Hellmann performs Chopin and Beethoven on January 30

Hellmann performs Chopin and Beethoven on January 30

Kesha Williams
January 18, 2011


On a cold, Thursday afternoon, Dr. Mary Hellmann, associate professor, in the ECSU Music Department, hovers over the piano playing quick demonstrations of music. She peers over the piano and urges students in the Music History class to follow along in their text books.

Today's lecture includes notes on the Late Baroque and Pre-classical period.  She challenges students to find the components of a sonata while listening to a Symphony by Sammartini.  She explains this European Baroque music remains well recognized due to composers such as Domenico Scarlatti, Johann Sebastian Bach and George Frideric Handel. Their compositions influenced the music of pre-classical and classical composers such as Sammartini, Stamitz, Haydn and Mozart.  As scholars, she urges them to identify the components of these famous sonatas. After all, the sonata is one of the most important forms of music. The sonata has a definable structure-- themes in the composition that allow the listener to hear each segment and understand the various parts. Twice a week the class will meet and help the students move further beyond the role of passive listener.

On January 30, she will expect these students to join a local audience for an evening of music by Chopin and Beethoven. There, they will hear Hellmann perform great works of art that have satisfied classical music fans for 200 hundred years. It is music that requires more attention to detail that the music that dominates the airwaves. It is music that Hellmann says expresses a wide range of human emotion. By that date, her students will recognize the range of emotion in the music.

"All the pieces I'll play are monuments of music that classically trained musicians will recognize as standard repertoire.  Each tells a story, a simple idea or simple melody that is revealed in the beginning of each one and developed throughout," Hellmann said.
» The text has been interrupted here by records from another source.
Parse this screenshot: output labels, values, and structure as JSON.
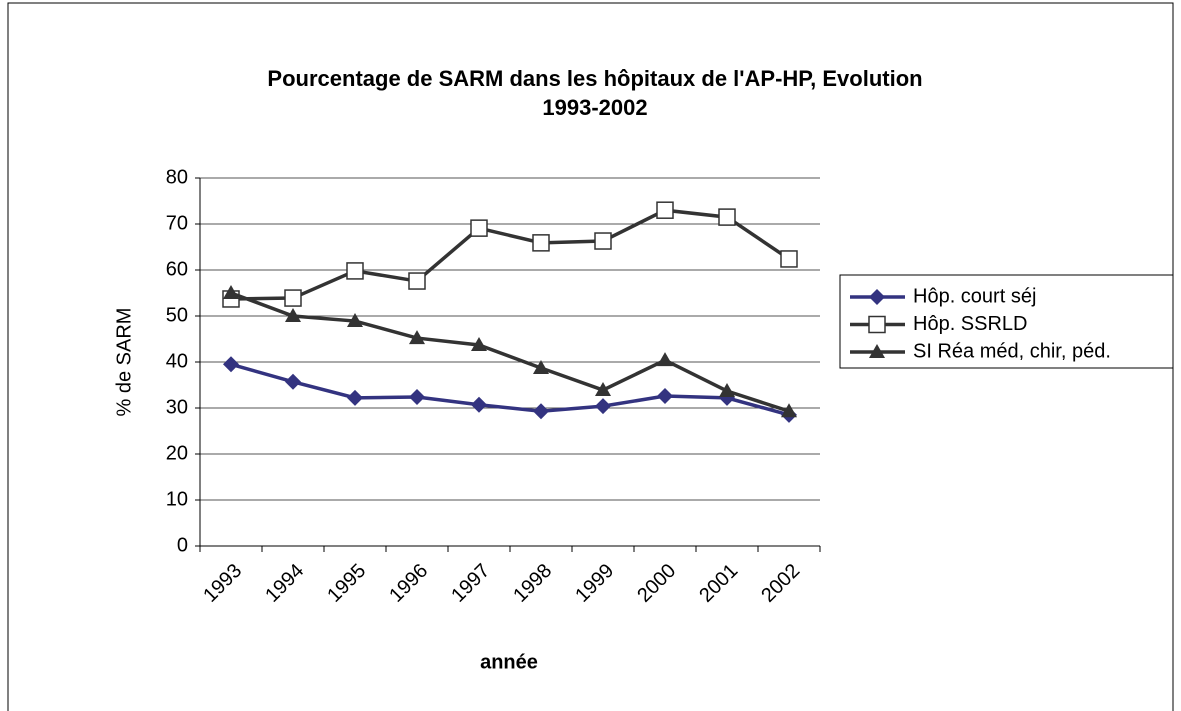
{
  "chart_data": {
    "type": "line",
    "title": [
      "Pourcentage de SARM dans les hôpitaux de l'AP-HP, Evolution",
      "1993-2002"
    ],
    "x_label": "année",
    "y_label": "% de SARM",
    "categories": [
      "1993",
      "1994",
      "1995",
      "1996",
      "1997",
      "1998",
      "1999",
      "2000",
      "2001",
      "2002"
    ],
    "series": [
      {
        "name": "Hôp. court séj",
        "color": "#333380",
        "marker": "diamond",
        "values": [
          39.5,
          35.7,
          32.2,
          32.4,
          30.7,
          29.3,
          30.4,
          32.6,
          32.2,
          28.5
        ]
      },
      {
        "name": "Hôp. SSRLD",
        "color": "#333333",
        "marker": "square",
        "values": [
          53.7,
          53.9,
          59.8,
          57.6,
          69.1,
          65.9,
          66.3,
          73.0,
          71.5,
          62.4
        ]
      },
      {
        "name": "SI Réa méd, chir, péd.",
        "color": "#333333",
        "marker": "triangle",
        "values": [
          55.0,
          50.0,
          48.9,
          45.2,
          43.7,
          38.7,
          33.9,
          40.4,
          33.7,
          29.3
        ]
      }
    ],
    "ylim": [
      0,
      80
    ],
    "yticks": [
      0,
      10,
      20,
      30,
      40,
      50,
      60,
      70,
      80
    ],
    "grid": true,
    "legend": "right"
  }
}
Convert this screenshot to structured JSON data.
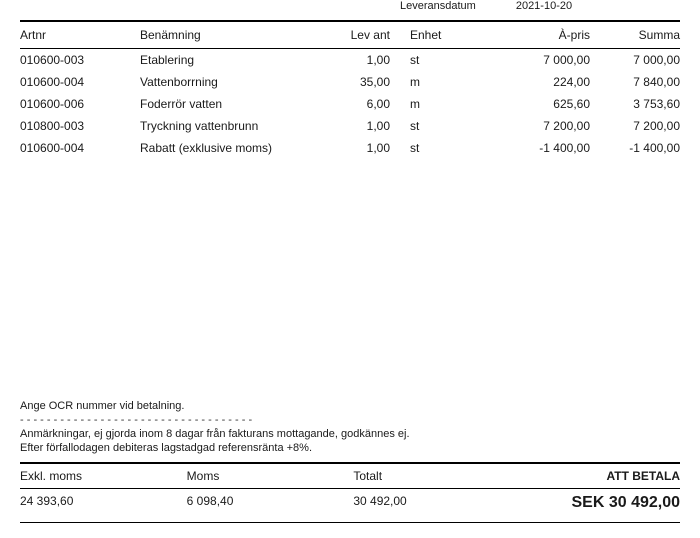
{
  "meta": {
    "label": "Leveransdatum",
    "date": "2021-10-20"
  },
  "columns": {
    "artnr": "Artnr",
    "name": "Benämning",
    "lev": "Lev ant",
    "enhet": "Enhet",
    "pris": "À-pris",
    "summa": "Summa"
  },
  "rows": [
    {
      "artnr": "010600-003",
      "name": "Etablering",
      "lev": "1,00",
      "enhet": "st",
      "pris": "7 000,00",
      "summa": "7 000,00"
    },
    {
      "artnr": "010600-004",
      "name": "Vattenborrning",
      "lev": "35,00",
      "enhet": "m",
      "pris": "224,00",
      "summa": "7 840,00"
    },
    {
      "artnr": "010600-006",
      "name": "Foderrör vatten",
      "lev": "6,00",
      "enhet": "m",
      "pris": "625,60",
      "summa": "3 753,60"
    },
    {
      "artnr": "010800-003",
      "name": "Tryckning vattenbrunn",
      "lev": "1,00",
      "enhet": "st",
      "pris": "7 200,00",
      "summa": "7 200,00"
    },
    {
      "artnr": "010600-004",
      "name": "Rabatt (exklusive moms)",
      "lev": "1,00",
      "enhet": "st",
      "pris": "-1 400,00",
      "summa": "-1 400,00"
    }
  ],
  "notes": {
    "ocr": "Ange OCR nummer vid betalning.",
    "dashes": "- - - - - - - - - - - - - - - - - - - - - - - - - - - - - - - - - - -",
    "l1": "Anmärkningar, ej gjorda inom 8 dagar från fakturans mottagande, godkännes ej.",
    "l2": "Efter förfallodagen debiteras lagstadgad referensränta +8%."
  },
  "totals": {
    "exkl_label": "Exkl. moms",
    "exkl": "24 393,60",
    "moms_label": "Moms",
    "moms": "6 098,40",
    "totalt_label": "Totalt",
    "totalt": "30 492,00",
    "pay_label": "ATT BETALA",
    "pay": "SEK 30 492,00"
  }
}
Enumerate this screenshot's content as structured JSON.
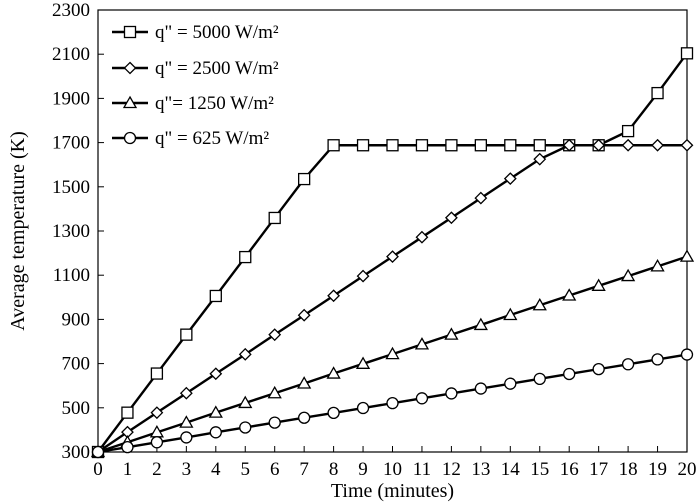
{
  "chart_data": {
    "type": "line",
    "xlabel": "Time (minutes)",
    "ylabel": "Average temperature (K)",
    "x": [
      0,
      1,
      2,
      3,
      4,
      5,
      6,
      7,
      8,
      9,
      10,
      11,
      12,
      13,
      14,
      15,
      16,
      17,
      18,
      19,
      20
    ],
    "xlim": [
      0,
      20
    ],
    "ylim": [
      300,
      2300
    ],
    "xticks": [
      0,
      1,
      2,
      3,
      4,
      5,
      6,
      7,
      8,
      9,
      10,
      11,
      12,
      13,
      14,
      15,
      16,
      17,
      18,
      19,
      20
    ],
    "yticks": [
      300,
      500,
      700,
      900,
      1100,
      1300,
      1500,
      1700,
      1900,
      2100,
      2300
    ],
    "grid": false,
    "legend_position": "top-left",
    "series": [
      {
        "name": "q\" = 5000 W/m²",
        "marker": "square",
        "values": [
          300,
          478,
          655,
          831,
          1006,
          1182,
          1359,
          1535,
          1688,
          1688,
          1688,
          1688,
          1688,
          1688,
          1688,
          1688,
          1688,
          1688,
          1752,
          1924,
          2104
        ]
      },
      {
        "name": "q\" = 2500 W/m²",
        "marker": "diamond",
        "values": [
          300,
          390,
          478,
          566,
          654,
          742,
          831,
          919,
          1007,
          1096,
          1184,
          1272,
          1360,
          1449,
          1537,
          1625,
          1688,
          1688,
          1688,
          1688,
          1688
        ]
      },
      {
        "name": "q\"= 1250 W/m²",
        "marker": "triangle",
        "values": [
          300,
          344,
          389,
          433,
          478,
          522,
          566,
          610,
          655,
          699,
          743,
          787,
          831,
          875,
          920,
          964,
          1008,
          1052,
          1096,
          1140,
          1184
        ]
      },
      {
        "name": "q\" = 625 W/m²",
        "marker": "circle",
        "values": [
          300,
          322,
          344,
          366,
          389,
          411,
          433,
          455,
          477,
          499,
          521,
          543,
          565,
          587,
          609,
          631,
          653,
          675,
          697,
          719,
          741
        ]
      }
    ]
  }
}
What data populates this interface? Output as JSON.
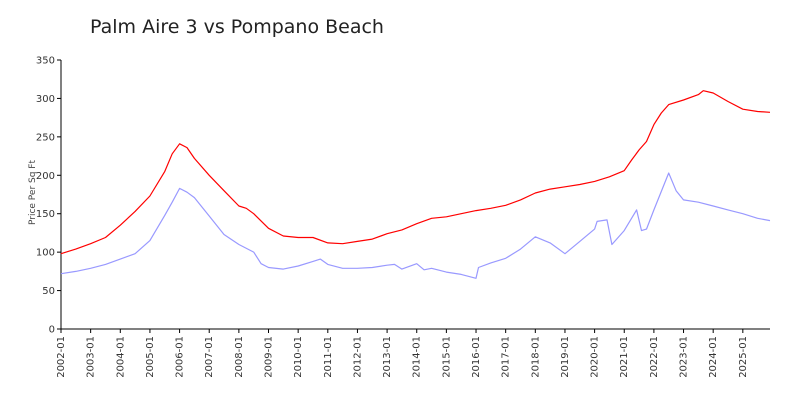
{
  "chart_data": {
    "type": "line",
    "title": "Palm Aire 3 vs Pompano Beach",
    "xlabel": "",
    "ylabel": "Price Per Sq Ft",
    "ylim": [
      0,
      350
    ],
    "yticks": [
      0,
      50,
      100,
      150,
      200,
      250,
      300,
      350
    ],
    "xlim": [
      "2002-01",
      "2025-12"
    ],
    "xticks": [
      "2002-01",
      "2003-01",
      "2004-01",
      "2005-01",
      "2006-01",
      "2007-01",
      "2008-01",
      "2009-01",
      "2010-01",
      "2011-01",
      "2012-01",
      "2013-01",
      "2014-01",
      "2015-01",
      "2016-01",
      "2017-01",
      "2018-01",
      "2019-01",
      "2020-01",
      "2021-01",
      "2022-01",
      "2023-01",
      "2024-01",
      "2025-01"
    ],
    "grid": false,
    "legend": "none",
    "series": [
      {
        "color": "#ff0000",
        "points": [
          [
            "2002-01",
            98
          ],
          [
            "2002-07",
            104
          ],
          [
            "2003-01",
            111
          ],
          [
            "2003-07",
            119
          ],
          [
            "2004-01",
            135
          ],
          [
            "2004-07",
            153
          ],
          [
            "2005-01",
            173
          ],
          [
            "2005-07",
            205
          ],
          [
            "2005-10",
            228
          ],
          [
            "2006-01",
            241
          ],
          [
            "2006-04",
            236
          ],
          [
            "2006-07",
            222
          ],
          [
            "2007-01",
            200
          ],
          [
            "2007-07",
            180
          ],
          [
            "2008-01",
            160
          ],
          [
            "2008-04",
            157
          ],
          [
            "2008-07",
            150
          ],
          [
            "2009-01",
            131
          ],
          [
            "2009-07",
            121
          ],
          [
            "2010-01",
            119
          ],
          [
            "2010-07",
            119
          ],
          [
            "2011-01",
            112
          ],
          [
            "2011-07",
            111
          ],
          [
            "2012-01",
            114
          ],
          [
            "2012-07",
            117
          ],
          [
            "2013-01",
            124
          ],
          [
            "2013-07",
            129
          ],
          [
            "2014-01",
            137
          ],
          [
            "2014-07",
            144
          ],
          [
            "2015-01",
            146
          ],
          [
            "2015-07",
            150
          ],
          [
            "2016-01",
            154
          ],
          [
            "2016-07",
            157
          ],
          [
            "2017-01",
            161
          ],
          [
            "2017-07",
            168
          ],
          [
            "2018-01",
            177
          ],
          [
            "2018-07",
            182
          ],
          [
            "2019-01",
            185
          ],
          [
            "2019-07",
            188
          ],
          [
            "2020-01",
            192
          ],
          [
            "2020-07",
            198
          ],
          [
            "2021-01",
            206
          ],
          [
            "2021-04",
            220
          ],
          [
            "2021-07",
            233
          ],
          [
            "2021-10",
            244
          ],
          [
            "2022-01",
            266
          ],
          [
            "2022-04",
            281
          ],
          [
            "2022-07",
            292
          ],
          [
            "2023-01",
            298
          ],
          [
            "2023-07",
            305
          ],
          [
            "2023-09",
            310
          ],
          [
            "2024-01",
            307
          ],
          [
            "2024-07",
            296
          ],
          [
            "2025-01",
            286
          ],
          [
            "2025-07",
            283
          ],
          [
            "2025-12",
            282
          ]
        ]
      },
      {
        "color": "#9999ff",
        "points": [
          [
            "2002-01",
            72
          ],
          [
            "2002-07",
            75
          ],
          [
            "2003-01",
            79
          ],
          [
            "2003-07",
            84
          ],
          [
            "2004-01",
            91
          ],
          [
            "2004-07",
            98
          ],
          [
            "2005-01",
            115
          ],
          [
            "2005-07",
            148
          ],
          [
            "2005-10",
            165
          ],
          [
            "2006-01",
            183
          ],
          [
            "2006-04",
            178
          ],
          [
            "2006-07",
            171
          ],
          [
            "2007-01",
            147
          ],
          [
            "2007-07",
            123
          ],
          [
            "2008-01",
            110
          ],
          [
            "2008-07",
            100
          ],
          [
            "2008-10",
            85
          ],
          [
            "2009-01",
            80
          ],
          [
            "2009-07",
            78
          ],
          [
            "2010-01",
            82
          ],
          [
            "2010-07",
            88
          ],
          [
            "2010-10",
            91
          ],
          [
            "2011-01",
            84
          ],
          [
            "2011-07",
            79
          ],
          [
            "2012-01",
            79
          ],
          [
            "2012-07",
            80
          ],
          [
            "2013-01",
            83
          ],
          [
            "2013-04",
            84
          ],
          [
            "2013-07",
            78
          ],
          [
            "2014-01",
            85
          ],
          [
            "2014-04",
            77
          ],
          [
            "2014-07",
            79
          ],
          [
            "2015-01",
            74
          ],
          [
            "2015-07",
            71
          ],
          [
            "2016-01",
            66
          ],
          [
            "2016-02",
            80
          ],
          [
            "2016-07",
            86
          ],
          [
            "2017-01",
            92
          ],
          [
            "2017-07",
            104
          ],
          [
            "2018-01",
            120
          ],
          [
            "2018-07",
            112
          ],
          [
            "2019-01",
            98
          ],
          [
            "2019-07",
            114
          ],
          [
            "2020-01",
            130
          ],
          [
            "2020-02",
            140
          ],
          [
            "2020-06",
            142
          ],
          [
            "2020-08",
            110
          ],
          [
            "2021-01",
            128
          ],
          [
            "2021-06",
            155
          ],
          [
            "2021-08",
            128
          ],
          [
            "2021-10",
            130
          ],
          [
            "2022-01",
            155
          ],
          [
            "2022-07",
            203
          ],
          [
            "2022-10",
            180
          ],
          [
            "2023-01",
            168
          ],
          [
            "2023-07",
            165
          ],
          [
            "2024-01",
            160
          ],
          [
            "2024-07",
            155
          ],
          [
            "2025-01",
            150
          ],
          [
            "2025-07",
            144
          ],
          [
            "2025-12",
            141
          ]
        ]
      }
    ]
  }
}
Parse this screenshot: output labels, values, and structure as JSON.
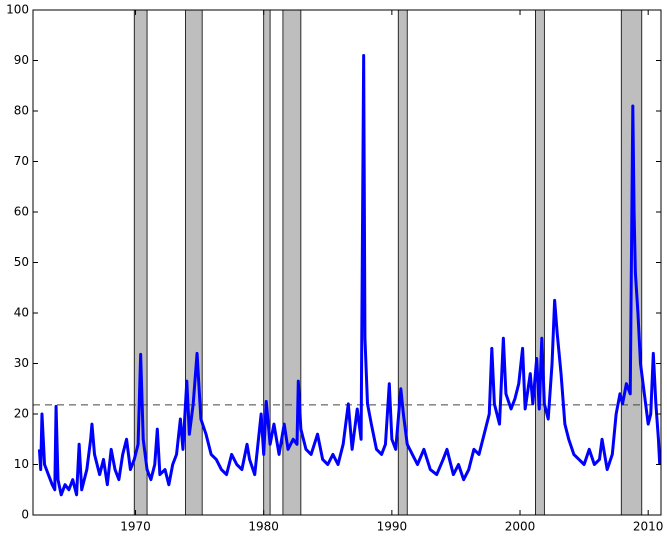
{
  "chart_data": {
    "type": "line",
    "xlim": [
      1962,
      2011
    ],
    "ylim": [
      0,
      100
    ],
    "xticks": [
      1970,
      1980,
      1990,
      2000,
      2010
    ],
    "yticks": [
      0,
      10,
      20,
      30,
      40,
      50,
      60,
      70,
      80,
      90,
      100
    ],
    "color": "#0000ff",
    "shade_color": "#bebebe",
    "shaded_periods": [
      [
        1969.9,
        1970.9
      ],
      [
        1973.9,
        1975.2
      ],
      [
        1980.0,
        1980.5
      ],
      [
        1981.5,
        1982.9
      ],
      [
        1990.5,
        1991.2
      ],
      [
        2001.2,
        2001.9
      ],
      [
        2007.9,
        2009.5
      ]
    ],
    "reference_line": 21.8,
    "x": [
      1962.5,
      1962.6,
      1962.7,
      1962.9,
      1963.2,
      1963.5,
      1963.7,
      1963.8,
      1963.95,
      1964.2,
      1964.5,
      1964.8,
      1965.1,
      1965.4,
      1965.6,
      1965.8,
      1966.2,
      1966.5,
      1966.6,
      1966.8,
      1967.2,
      1967.5,
      1967.8,
      1968.1,
      1968.4,
      1968.7,
      1969.0,
      1969.3,
      1969.6,
      1969.9,
      1970.2,
      1970.4,
      1970.6,
      1970.9,
      1971.2,
      1971.5,
      1971.7,
      1971.9,
      1972.3,
      1972.6,
      1972.9,
      1973.2,
      1973.5,
      1973.7,
      1974.0,
      1974.2,
      1974.5,
      1974.8,
      1975.1,
      1975.5,
      1975.9,
      1976.3,
      1976.7,
      1977.1,
      1977.5,
      1977.9,
      1978.3,
      1978.7,
      1978.9,
      1979.3,
      1979.8,
      1980.0,
      1980.2,
      1980.5,
      1980.8,
      1981.2,
      1981.6,
      1981.9,
      1982.3,
      1982.6,
      1982.7,
      1982.9,
      1983.3,
      1983.7,
      1984.2,
      1984.6,
      1985.0,
      1985.4,
      1985.8,
      1986.2,
      1986.6,
      1986.9,
      1987.3,
      1987.6,
      1987.8,
      1987.9,
      1988.1,
      1988.4,
      1988.8,
      1989.2,
      1989.5,
      1989.8,
      1990.0,
      1990.3,
      1990.7,
      1990.9,
      1991.2,
      1991.6,
      1992.0,
      1992.5,
      1993.0,
      1993.5,
      1994.0,
      1994.3,
      1994.8,
      1995.2,
      1995.6,
      1996.0,
      1996.4,
      1996.8,
      1997.2,
      1997.6,
      1997.8,
      1998.0,
      1998.4,
      1998.7,
      1998.9,
      1999.3,
      1999.6,
      1999.9,
      2000.2,
      2000.4,
      2000.8,
      2001.0,
      2001.3,
      2001.5,
      2001.7,
      2001.9,
      2002.2,
      2002.5,
      2002.7,
      2002.9,
      2003.2,
      2003.5,
      2003.8,
      2004.2,
      2004.6,
      2005.0,
      2005.4,
      2005.8,
      2006.2,
      2006.4,
      2006.8,
      2007.2,
      2007.5,
      2007.8,
      2008.0,
      2008.3,
      2008.6,
      2008.8,
      2008.9,
      2009.0,
      2009.2,
      2009.4,
      2009.7,
      2010.0,
      2010.2,
      2010.4,
      2010.6,
      2010.8,
      2010.9
    ],
    "y": [
      13,
      9,
      20,
      10,
      8,
      6,
      5,
      21.5,
      7,
      4,
      6,
      5,
      7,
      4,
      14,
      5,
      9,
      15,
      18,
      12,
      8,
      11,
      6,
      13,
      9,
      7,
      12,
      15,
      9,
      11,
      14,
      31.8,
      15,
      9,
      7,
      10,
      17,
      8,
      9,
      6,
      10,
      12,
      19,
      13,
      26.5,
      16,
      22,
      32,
      19,
      16,
      12,
      11,
      9,
      8,
      12,
      10,
      9,
      14,
      11,
      8,
      20,
      12,
      22.5,
      14,
      18,
      12,
      18,
      13,
      15,
      14,
      26.5,
      17,
      13,
      12,
      16,
      11,
      10,
      12,
      10,
      14,
      22,
      13,
      21,
      15,
      91,
      35,
      22,
      18,
      13,
      12,
      14,
      26,
      15,
      13,
      25,
      20,
      14,
      12,
      10,
      13,
      9,
      8,
      11,
      13,
      8,
      10,
      7,
      9,
      13,
      12,
      16,
      20,
      33,
      22,
      18,
      35,
      24,
      21,
      23,
      26,
      33,
      21,
      28,
      22,
      31,
      21,
      35,
      22,
      19,
      30,
      42.5,
      36,
      28,
      18,
      15,
      12,
      11,
      10,
      13,
      10,
      11,
      15,
      9,
      12,
      20,
      24,
      22,
      26,
      24,
      81,
      60,
      48,
      40,
      30,
      24,
      18,
      20,
      32,
      22,
      15,
      10
    ]
  }
}
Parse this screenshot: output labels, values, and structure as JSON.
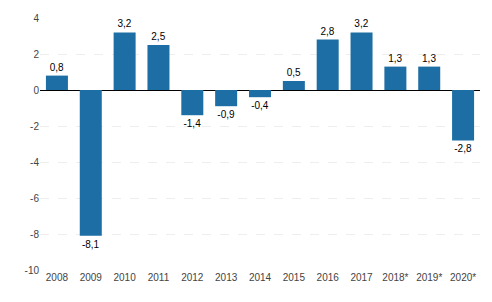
{
  "chart_data": {
    "type": "bar",
    "categories": [
      "2008",
      "2009",
      "2010",
      "2011",
      "2012",
      "2013",
      "2014",
      "2015",
      "2016",
      "2017",
      "2018*",
      "2019*",
      "2020*"
    ],
    "values": [
      0.8,
      -8.1,
      3.2,
      2.5,
      -1.4,
      -0.9,
      -0.4,
      0.5,
      2.8,
      3.2,
      1.3,
      1.3,
      -2.8
    ],
    "value_labels": [
      "0,8",
      "-8,1",
      "3,2",
      "2,5",
      "-1,4",
      "-0,9",
      "-0,4",
      "0,5",
      "2,8",
      "3,2",
      "1,3",
      "1,3",
      "-2,8"
    ],
    "data_labels": true,
    "color": "#1c6ea4",
    "ylim": [
      -10,
      4
    ],
    "yticks": [
      -10,
      -8,
      -6,
      -4,
      -2,
      0,
      2,
      4
    ],
    "grid": true
  }
}
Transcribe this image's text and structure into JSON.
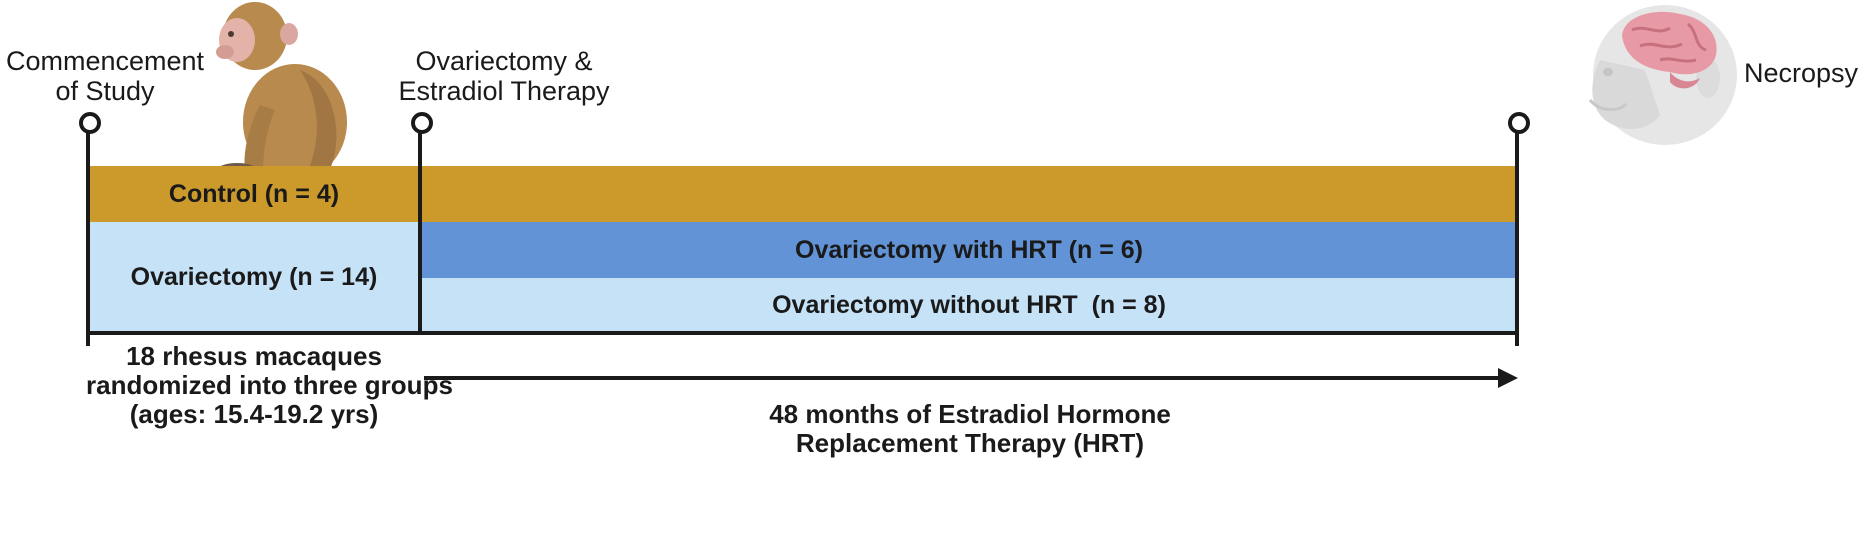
{
  "milestones": {
    "start": "Commencement of Study",
    "start_lines": [
      "Commencement",
      "of Study"
    ],
    "ovx": "Ovariectomy & Estradiol Therapy",
    "ovx_lines": [
      "Ovariectomy &",
      "Estradiol Therapy"
    ],
    "end": "Necropsy"
  },
  "groups": {
    "control": "Control (n = 4)",
    "ovariectomy": "Ovariectomy (n = 14)",
    "ovx_hrt": "Ovariectomy with HRT (n = 6)",
    "ovx_no_hrt": "Ovariectomy without HRT  (n = 8)"
  },
  "footer": {
    "cohort_lines": [
      "18 rhesus macaques",
      "randomized into three groups",
      "(ages: 15.4-19.2 yrs)"
    ],
    "duration_lines": [
      "48 months of Estradiol Hormone",
      "Replacement Therapy (HRT)"
    ]
  },
  "colors": {
    "control": "#cc9a2b",
    "ovx_light": "#c6e2f7",
    "ovx_hrt": "#6193d6",
    "line": "#1a1a1a"
  },
  "icons": [
    "monkey-icon",
    "monkey-brain-icon"
  ]
}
"Chopin changed the way people thought about music. He played pianos similar to the instruments we recognize today yet he greatly expanded the physical demands necessary to execute his works."

With Beethoven's music, he indicates in the score the depth of emotion by requiring the pianist to use extreme dynamics  to relay the emotional content of the work. The loudest fortes and quietest pianissimos are used throughout his famous Appaissionata Sonata."

Both of these composers are common to students and classical music fans because their pieces contain melodies that include repetition, an important element that allows people to recognize a theme and follow it through a work. Hellmann will provide a one-time performance that includes music she has played for years and some that represents her first live performance. The music will flow from the department's new, nine-foot, concert grand Steinway. Hellmann said she looks forward to performing the music on an incredibly beautiful instrument that allows a pianist to perform challenging compositions while producing the best quality sound.

"I'm looking forward to sharing this music with the community and with music students to show them how wonderful it is. They will recognize the style characteristics of music from the Classical and Romantic eras and realize why it has been around for over 200 years," Hellmann said.

Hellmann has taught in the ECSU Music Department since 2004. At ECSU, she teaches Applied Piano, Music History, Introduction to Music Literature and Class Piano.  As a private music teacher, her pupils have ranged from age four to 94.